Two months later, Martha was a mother and her mother was gone.

And now we have Martha’s CD, “Come Home to Mama.”

“I recorded it at a time when I thought, in some way, if I could just sing like her, and if I closed my eyes and I conjured it up enough, that maybe when I opened them she would be back in the room,” Wainwright told an interviewer. “It was one of those stages of disbelief at the beginning, when someone has died. I sang it like she sang it, because who would want to change that?”

There’s a video of “Proserpina.” It was recorded in a single take. It is, without question, the most powerful piece of theater I’ve seen this year.

“Proserpina” is the only song on the CD that Martha didn’t write. But in its emotional transparency, it’s representative of the other nine songs.
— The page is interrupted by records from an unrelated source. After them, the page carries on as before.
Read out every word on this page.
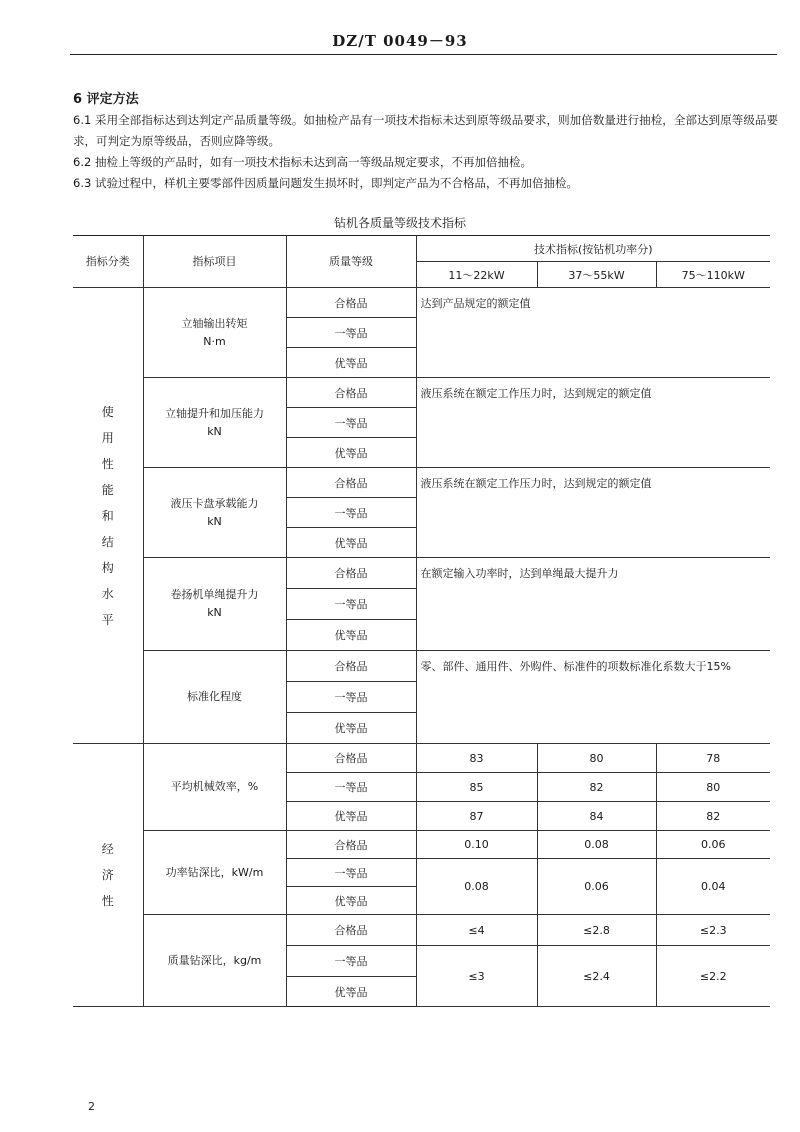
DZ/T 0049－93
6 评定方法
6.1 采用全部指标达到达判定产品质量等级。如抽检产品有一项技术指标未达到原等级品要求，则加倍数量进行抽检，全部达到原等级品要求，可判定为原等级品，否则应降等级。
6.2 抽检上等级的产品时，如有一项技术指标未达到高一等级品规定要求，不再加倍抽检。
6.3 试验过程中，样机主要零部件因质量问题发生损坏时，即判定产品为不合格品，不再加倍抽检。
钻机各质量等级技术指标
指标分类	指标项目	质量等级	技术指标(按钻机功率分)		
			11～22kW	37～55kW	75～110kW
使用性能和结构水平	立轴输出转矩
N·m	合格品	达到产品规定的额定值		
		一等品			
		优等品			
	立轴提升和加压能力
kN	合格品	液压系统在额定工作压力时，达到规定的额定值		
		一等品			
		优等品			
	液压卡盘承载能力
kN	合格品	液压系统在额定工作压力时，达到规定的额定值		
		一等品			
		优等品			
	卷扬机单绳提升力
kN	合格品	在额定输入功率时，达到单绳最大提升力		
		一等品			
		优等品			
	标准化程度	合格品	零、部件、通用件、外购件、标准件的项数标准化系数大于15%		
		一等品			
		优等品			
经济性	平均机械效率，%	合格品	83	80	78
		一等品	85	82	80
		优等品	87	84	82
	功率钻深比，kW/m	合格品	0.10	0.08	0.06
		一等品	0.08	0.06	0.04
		优等品			
	质量钻深比，kg/m	合格品	≤4	≤2.8	≤2.3
		一等品	≤3	≤2.4	≤2.2
		优等品			
2
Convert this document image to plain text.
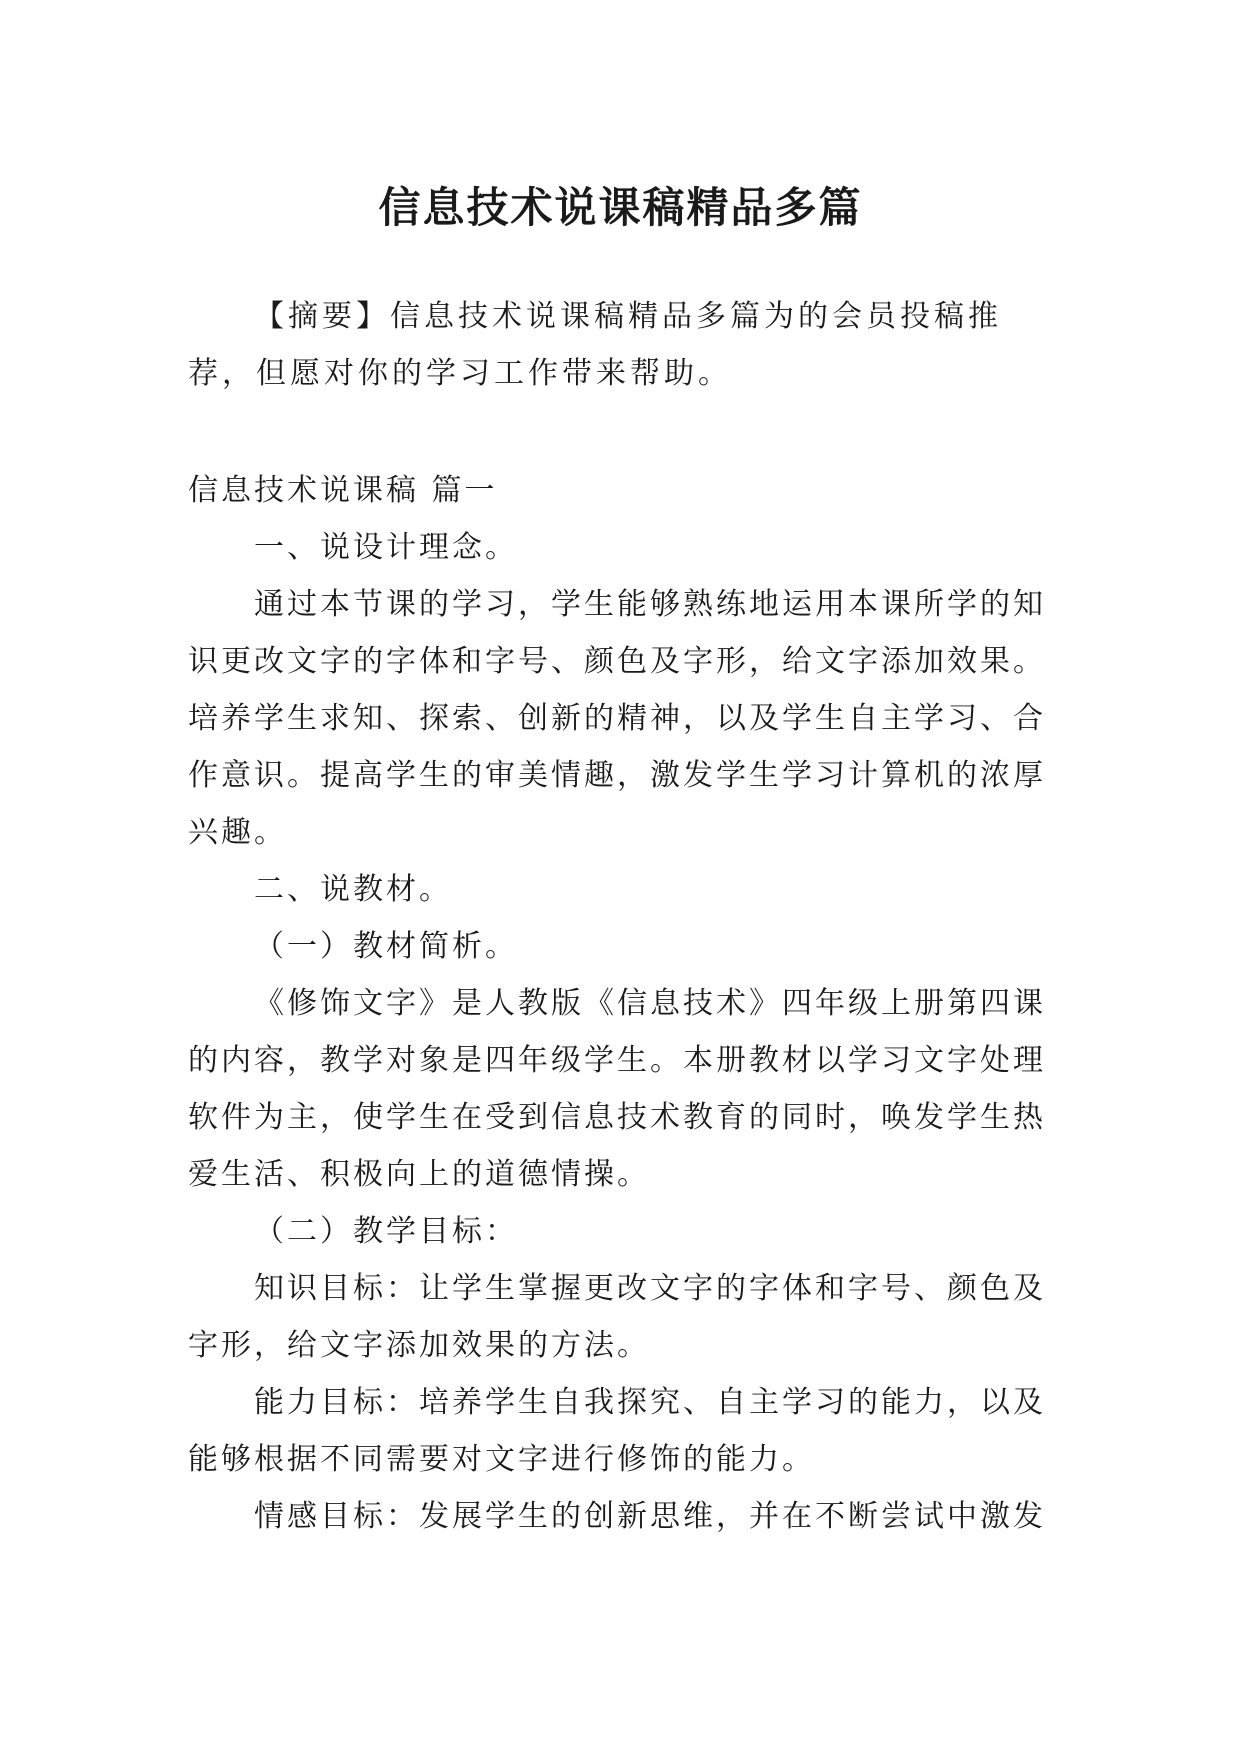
信息技术说课稿精品多篇

【摘要】信息技术说课稿精品多篇为的会员投稿推荐，但愿对你的学习工作带来帮助。

信息技术说课稿 篇一

一、说设计理念。

通过本节课的学习，学生能够熟练地运用本课所学的知识更改文字的字体和字号、颜色及字形，给文字添加效果。培养学生求知、探索、创新的精神，以及学生自主学习、合作意识。提高学生的审美情趣，激发学生学习计算机的浓厚兴趣。

二、说教材。

（一）教材简析。

《修饰文字》是人教版《信息技术》四年级上册第四课的内容，教学对象是四年级学生。本册教材以学习文字处理软件为主，使学生在受到信息技术教育的同时，唤发学生热爱生活、积极向上的道德情操。

（二）教学目标：

知识目标：让学生掌握更改文字的字体和字号、颜色及字形，给文字添加效果的方法。

能力目标：培养学生自我探究、自主学习的能力，以及能够根据不同需要对文字进行修饰的能力。

情感目标：发展学生的创新思维，并在不断尝试中激发
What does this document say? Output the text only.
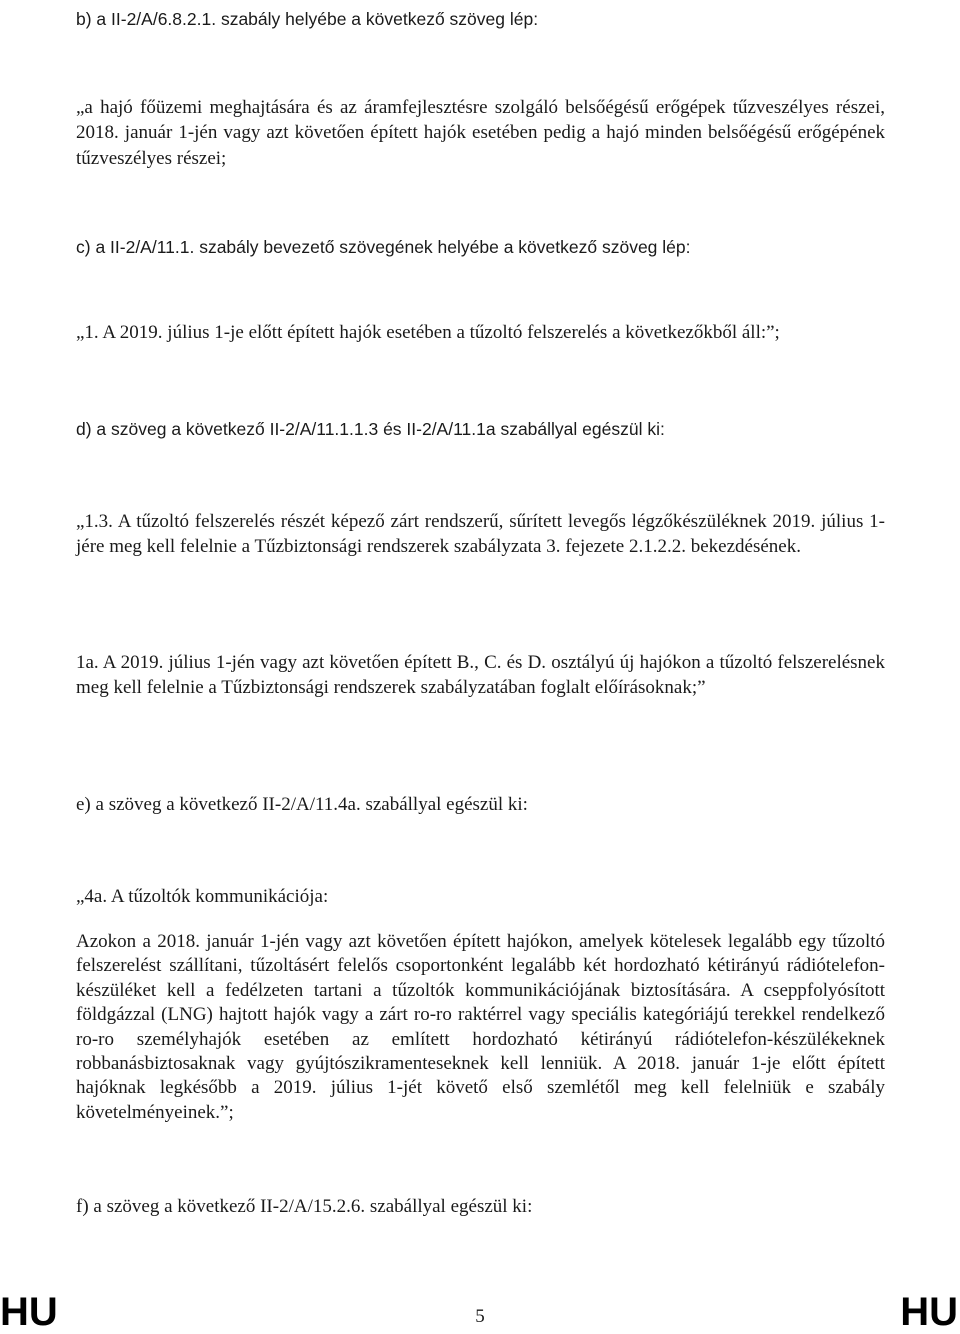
b) a II-2/A/6.8.2.1. szabály helyébe a következő szöveg lép:
„a hajó főüzemi meghajtására és az áramfejlesztésre szolgáló belsőégésű erőgépek tűzveszélyes részei, 2018. január 1-jén vagy azt követően épített hajók esetében pedig a hajó minden belsőégésű erőgépének tűzveszélyes részei;
c) a II-2/A/11.1. szabály bevezető szövegének helyébe a következő szöveg lép:
„1. A 2019. július 1-je előtt épített hajók esetében a tűzoltó felszerelés a következőkből áll:”;
d) a szöveg a következő II-2/A/11.1.1.3 és II-2/A/11.1a szabállyal egészül ki:
„1.3. A tűzoltó felszerelés részét képező zárt rendszerű, sűrített levegős légzőkészüléknek 2019. július 1-jére meg kell felelnie a Tűzbiztonsági rendszerek szabályzata 3. fejezete 2.1.2.2. bekezdésének.
1a. A 2019. július 1-jén vagy azt követően épített B., C. és D. osztályú új hajókon a tűzoltó felszerelésnek meg kell felelnie a Tűzbiztonsági rendszerek szabályzatában foglalt előírásoknak;”
e) a szöveg a következő II-2/A/11.4a. szabállyal egészül ki:
„4a. A tűzoltók kommunikációja:
Azokon a 2018. január 1-jén vagy azt követően épített hajókon, amelyek kötelesek legalább egy tűzoltó felszerelést szállítani, tűzoltásért felelős csoportonként legalább két hordozható kétirányú rádiótelefon-készüléket kell a fedélzeten tartani a tűzoltók kommunikációjának biztosítására. A cseppfolyósított földgázzal (LNG) hajtott hajók vagy a zárt ro-ro raktérrel vagy speciális kategóriájú terekkel rendelkező ro-ro személyhajók esetében az említett hordozható kétirányú rádiótelefon-készülékeknek robbanásbiztosaknak vagy gyújtószikramenteseknek kell lenniük. A 2018. január 1-je előtt épített hajóknak legkésőbb a 2019. július 1-jét követő első szemlétől meg kell felelniük e szabály követelményeinek.”;
f) a szöveg a következő II-2/A/15.2.6. szabállyal egészül ki:
HU	5	HU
And a worthy successor to her CD of songs by that great heart tugger, Edith Piaf. Be warned: this CD flays you. Spares you nothing. If you’re looking for aural comfort food, flee now. [To buy the CD from Amazon, click here. For the MP3 download, click here.]

Sample lyrics? “Can You Believe It?” starts with this: “I really like the make-up sex/ It’s the only kind I ever get.” And goes on to declare: “As I get angrier, I get older/ I have fewer and fewer to complain to/ So I built a ship of shit and directed it at you.”

And that’s a love song!

Wainwright, who posed naked for the cover photo, is unapologetic: “I’m trying to create something that’s interesting and moving for other people, so I go farther in my lyrics than a lot of people would. I have a tendency to exaggerate things. The moment I’m inspired to write a song might be a low point, but that’s just a low point. It’s not the whole story.”

The whole story, on this basis of this CD, is flawed. Uneven. A song of beauty and melody and genius is juxtaposed with a song that sounds to me a lot like discordant noise. That’s the price you pay with Martha Wainwright. The price she knowingly makes you pay. This is, after all, a woman who made a CD she titled “I Know You’re Married But I Have Feelings Too” and wrote a song, allegedly about her father, “Bloody Mother Fucking Asshole.”

I wouldn’t want to meet Martha Wainwright in a bad mood late at night in a rainy alley, but from this distance… Lord, I love her.